Criança estava na cadeirinha, no banco de trás, ao lado da mãe

Apenas 8 meses. Família retornava de Triunfo, onde batizaram a criança. Carro saiu da pista e atingiu árvore

Isabele Lohanne Sarmento Rodrigues, de apenas 8 meses de vida, e seu padrinho Sérgio Henrique Rodrigues Inácio, de 22 anos, foram sepultados às 16h dessa segunda-feira, 28, no Cemitério Evangélico de Montenegro. Ambos foram vítimas de um grave acidente no final da manhã de domingo, dia 27, na RSC-287, quando retornavam do batizado do bebê. O pai da menina, Gustavo Rodrigues, de 24 anos, recebeu alta médica. A mãe, Karen Andris Sarmento, de 24 encontra-se em estado grave em um hospital de Canoas.

A família de moradores de Montenegro voltava de Triunfo, onde, na localidade de Coxilha Velha, a criança havia acabado de ser batizada. O acidente ocorreu no Km 8 da rodovia, logo após a entrada para a ERS-411 no sentido Montenegro / Triunfo.

Na hora da tragédia, por volta das 11h50mim, chovia bastante. Polícia Rodoviária Estadual, Polícia Civil e Corpo de Bombeiros atuaram na ocorrência. Até o momento, as autoridades tratam como um acidente de causas desconhecidas. O veículo – um GM Classic – perdeu o controle, atravessou a pista contrária e bateu contra uma árvore. A pequena estava na cadeirinha, instalada no banco de trás do veículo, que era dirigido por seu pai. O padrinho, que era primo de Gustavo, estava no banco ao lado do bebê.

Família vinha de Coxilha Velha, onde ocorreu o batizado
Isabela era filha única do casal Karen e Gustavo. Foto: Reprodução Facebook

“Ele só perguntava pela filha”
Um morador próximo participou dos primeiros atendimentos às vítimas. Ele ouviu o barulho do acidente e foi ver o que havia ocorrido. Encontrou uma pessoa tentando sair pela janela do carro. Logo Samu e Bombeiros estavam no local. “Ajudei ele.

Parou outro carro e o condutor ajudou também. Ele só perguntava pela criança, pela filha. Me disse que vinham do batizado. E eu disse pra ele que ela estava bem. Porque eu não podia dizer pra ele o que tinha acontecido”, conta o morador que se identificou como Sandro, de 50 anos. O homem relata que este, infelizmente, não é o primeiro acidente no qual presta atendimento às vítimas. “É meio frequente acidente aqui”, relata.

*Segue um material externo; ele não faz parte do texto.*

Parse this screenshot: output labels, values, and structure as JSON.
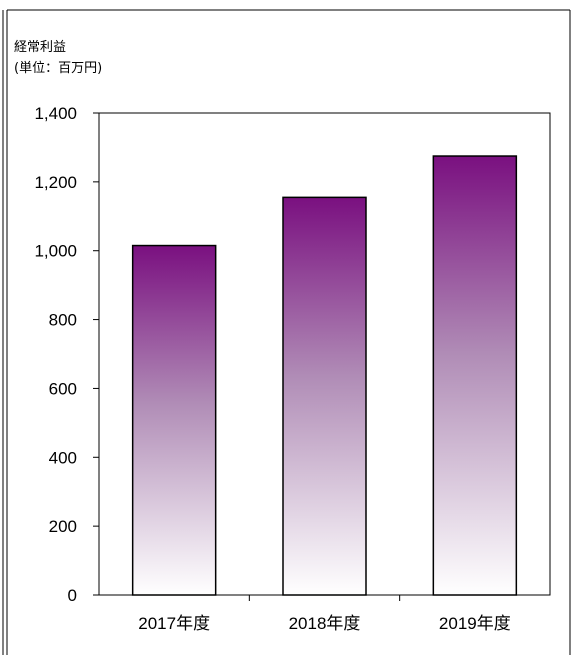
{
  "chart_data": {
    "type": "bar",
    "title": "",
    "ylabel_lines": [
      "経常利益",
      "(単位：百万円)"
    ],
    "xlabel": "",
    "categories": [
      "2017年度",
      "2018年度",
      "2019年度"
    ],
    "values": [
      1015,
      1155,
      1275
    ],
    "ylim": [
      0,
      1400
    ],
    "yticks": [
      0,
      200,
      400,
      600,
      800,
      1000,
      1200,
      1400
    ],
    "ytick_labels": [
      "0",
      "200",
      "400",
      "600",
      "800",
      "1,000",
      "1,200",
      "1,400"
    ],
    "grid": false,
    "legend": "none",
    "colors": {
      "bar_top": "#7a1080",
      "bar_bottom": "#ffffff",
      "outline": "#000000"
    }
  }
}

Uma familiar que estava no local, mas pediu para não ser identificada, relatou à reportagem que a família estava reunida para o batizado e que quando eles pegaram a estrada em direção a Montenegro, com a demora em ter alguma notícia, foi ficando angustiada. “Senti que algo tinha acontecido”, contou.

Sérgio Henrique Rodrigues Inácio. Foto: Reprodução Facebook

Ao ligar para o telefone de Karen Andris Sarmento, mãe da bebê, ela confirmou a suspeita. Um profissional da área da saúde atendeu a ligação e informou que três adultos haviam dado entrada no Hospital Montenegro. Ao chegar ao local do acidente ela soube do óbito, tendo a triste tarefa de informar aos familiares.

Sérgio sofreu parada cardíaca e faleceu no começo da tarde. Gustavo teve alta nessa segunda-feira em tempo de dar adeus à filha e ao primo.

Dor na despedida de afilhada e padrinho
Em frente ao Cemitério, familiares e amigos de Sérgio Henrique Rodrigues Inácio e da pequena Isabele Lohanne, relembraram os recentes momentos de alegria que a família vinha passando. Primeiro o nascimento da menina, os planos para o batizado e as projeções de um futuro cheio de esperança.

A reunião familiar, que ocorreria na casa dos moradores do bairro Bela Vista, no domingo – em comemoração ao batizado – foi cancelada pela falta dos donos da festa. A avó paterna preparava o almoço quando soube do acidente, desesperada, ela largou tudo para ir ao encontro dos seus.

Seu Ivo Silva de 76 anos, dindo de Henrique, conta que o afilhado era um rapaz exemplar. “Desde pequeno sempre foi muito querido por todos. Era um exemplo de guri”, conta o idoso. O jovem trabalhava na JBS e há pouco tempo havia comprado um automóvel Chevette. “Quando soube do acidente, achei que era o Henrique que estava dirigindo”, acrescenta seu Ivo.

Os caixões de afilhada e padrinho chegaram juntos ao Cemitério, assim como estiveram também durante a cerimônia de velório. Ao som de cânticos religiosos, as urnas foram carregadas pelos familiares das vítimas até o destino final.